Com esses dados em mãos, foram recrutadas 30 crianças com menos de 12 meses internadas no Hospital São Lucas por causa do VSR. Esse foi um esforço em colaboração com os professores Ana Paula Duarte de Souza e Renato Stein, da PUC-RS. Das crianças, 17 tiveram as fezes coletadas. “Nós avaliamos a composição da microbiota intestinal e quantificamos as concentrações dos ácidos graxos de cadeia curta”, diz Vinolo.
Ao cruzar tais informações com a evolução da bronquiolite, descobriu-se que uma maior concentração de acetato estava associada a uma menor gravidade do quadro. Os bebês apresentavam maior saturação de oxigênio – um marcador de preservação da capacidade respiratória – e um menor número de dias com febre.
“Esse tipo de estudo traça uma relação, mas não garante que ela é de causa e efeito”, pondera Vinolo. “Ainda assim, é mais um argumento para avançarmos nos estudos com o acetato”, completa.
Para consolidar seus achados, a equipe coletou células das vias respiratórias superiores das crianças examinadas nessa etapa, que já estavam infectadas. Já no laboratório, essas células foram tratadas com acetato. E, de novo, houve redução da carga viral e maior atividade de moléculas antivirais.
Com a chegada da pandemia de Covid-19, a equipe realizou testes similares em laboratório, mas usando o composto contra o SARS-CoV-2. Nesse caso, efeitos positivos não foram observados. “O coronavírus é diferente do VSR. Possivelmente, as vias ativadas pelo acetato não impedem a sua ação”, explica Vinolo.
Vinolo acredita que, com as evidências acumuladas, é possível iniciar estudos clínicos para verificar a segurança e os eventuais benefícios do acetato como um medicamento preventivo ou para o controle da bronquiolite. “Vínhamos planejando isso nos últimos anos, mas a pandemia dificultou o projeto”, afirma. “A meta é começar um primeiro ensaio ainda em 2022, possivelmente com um tratamento intranasal”, completa.

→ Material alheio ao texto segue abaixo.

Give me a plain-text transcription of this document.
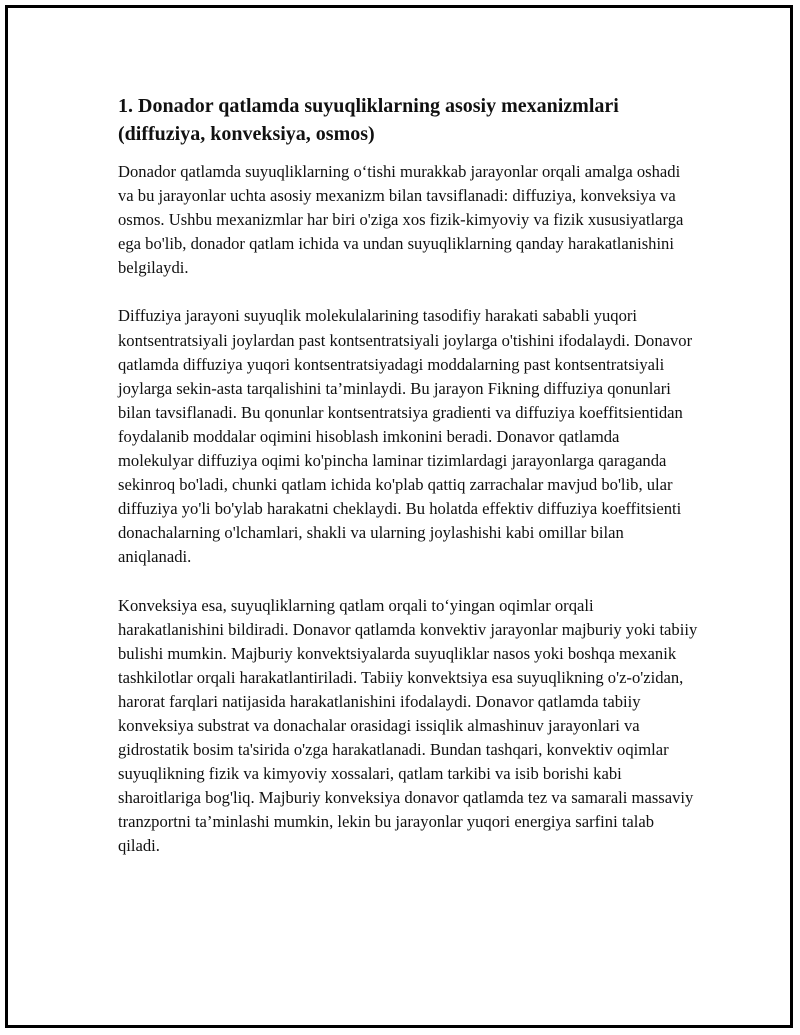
1. Donador qatlamda suyuqliklarning asosiy mexanizmlari (diffuziya, konveksiya, osmos)

Donador qatlamda suyuqliklarning o‘tishi murakkab jarayonlar orqali amalga oshadi va bu jarayonlar uchta asosiy mexanizm bilan tavsiflanadi: diffuziya, konveksiya va osmos. Ushbu mexanizmlar har biri o'ziga xos fizik-kimyoviy va fizik xususiyatlarga ega bo'lib, donador qatlam ichida va undan suyuqliklarning qanday harakatlanishini belgilaydi.

Diffuziya jarayoni suyuqlik molekulalarining tasodifiy harakati sababli yuqori kontsentratsiyali joylardan past kontsentratsiyali joylarga o'tishini ifodalaydi. Donavor qatlamda diffuziya yuqori kontsentratsiyadagi moddalarning past kontsentratsiyali joylarga sekin-asta tarqalishini ta’minlaydi. Bu jarayon Fikning diffuziya qonunlari bilan tavsiflanadi. Bu qonunlar kontsentratsiya gradienti va diffuziya koeffitsientidan foydalanib moddalar oqimini hisoblash imkonini beradi. Donavor qatlamda molekulyar diffuziya oqimi ko'pincha laminar tizimlardagi jarayonlarga qaraganda sekinroq bo'ladi, chunki qatlam ichida ko'plab qattiq zarrachalar mavjud bo'lib, ular diffuziya yo'li bo'ylab harakatni cheklaydi. Bu holatda effektiv diffuziya koeffitsienti donachalarning o'lchamlari, shakli va ularning joylashishi kabi omillar bilan aniqlanadi.

Konveksiya esa, suyuqliklarning qatlam orqali to‘yingan oqimlar orqali harakatlanishini bildiradi. Donavor qatlamda konvektiv jarayonlar majburiy yoki tabiiy bulishi mumkin. Majburiy konvektsiyalarda suyuqliklar nasos yoki boshqa mexanik tashkilotlar orqali harakatlantiriladi. Tabiiy konvektsiya esa suyuqlikning o'z-o'zidan, harorat farqlari natijasida harakatlanishini ifodalaydi. Donavor qatlamda tabiiy konveksiya substrat va donachalar orasidagi issiqlik almashinuv jarayonlari va gidrostatik bosim ta'sirida o'zga harakatlanadi. Bundan tashqari, konvektiv oqimlar suyuqlikning fizik va kimyoviy xossalari, qatlam tarkibi va isib borishi kabi sharoitlariga bog'liq. Majburiy konveksiya donavor qatlamda tez va samarali massaviy tranzportni ta’minlashi mumkin, lekin bu jarayonlar yuqori energiya sarfini talab qiladi.
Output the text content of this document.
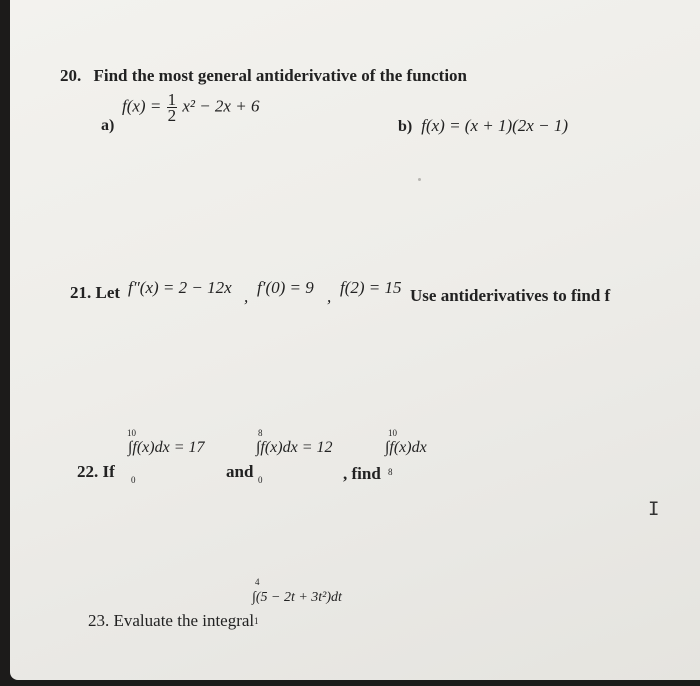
20. Find the most general antiderivative of the function
a)
$f(x) = \frac{1}{2} x^2 - 2x + 6$
b) f(x) = (x + 1)(2x − 1)
21. Let f″(x) = 2 − 12x , f′(0) = 9 , f(2) = 15 Use antiderivatives to find f
22. If
10
∫f(x)dx = 17
0	and
8
∫f(x)dx = 12
0	, find
10
∫f(x)dx
8
23. Evaluate the integral
4
∫(5 − 2t + 3t²)dt
1
I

A escolha pelo acetato tem motivo de ser: embora outros ácidos graxos de cadeia curta produzidos pela microbiota possuam efeitos parecidos, eles acabam não alcançando a corrente sanguínea em grandes quantidades. “Já o acetato consegue chegar em concentrações consideráveis a diferentes regiões do organismo, como os pulmões”, explica Vinolo. Daí porque a ideia seria desenvolver um fármaco à base dessa substância especificamente.
No mais, o artigo reforça o papel da microbiota intestinal no organismo e no sistema imunológico. Segundo Vinolo, é um recado importante para que as pessoas valorizem hábitos saudáveis, como uma alimentação balanceada e rica em fibras solúveis. Entre as fontes dessa substância estão: cereais (aveia, linhaça, chia), leguminosas (lentilha, feijão) e frutas (maçã e banana).
“Não sabemos ainda se a alimentação é capaz de modificar a microbiota intestinal a ponto de produzir acetato em concentrações que protegeriam as crianças. Contudo, em animais de laboratório isso foi possível”, conclui.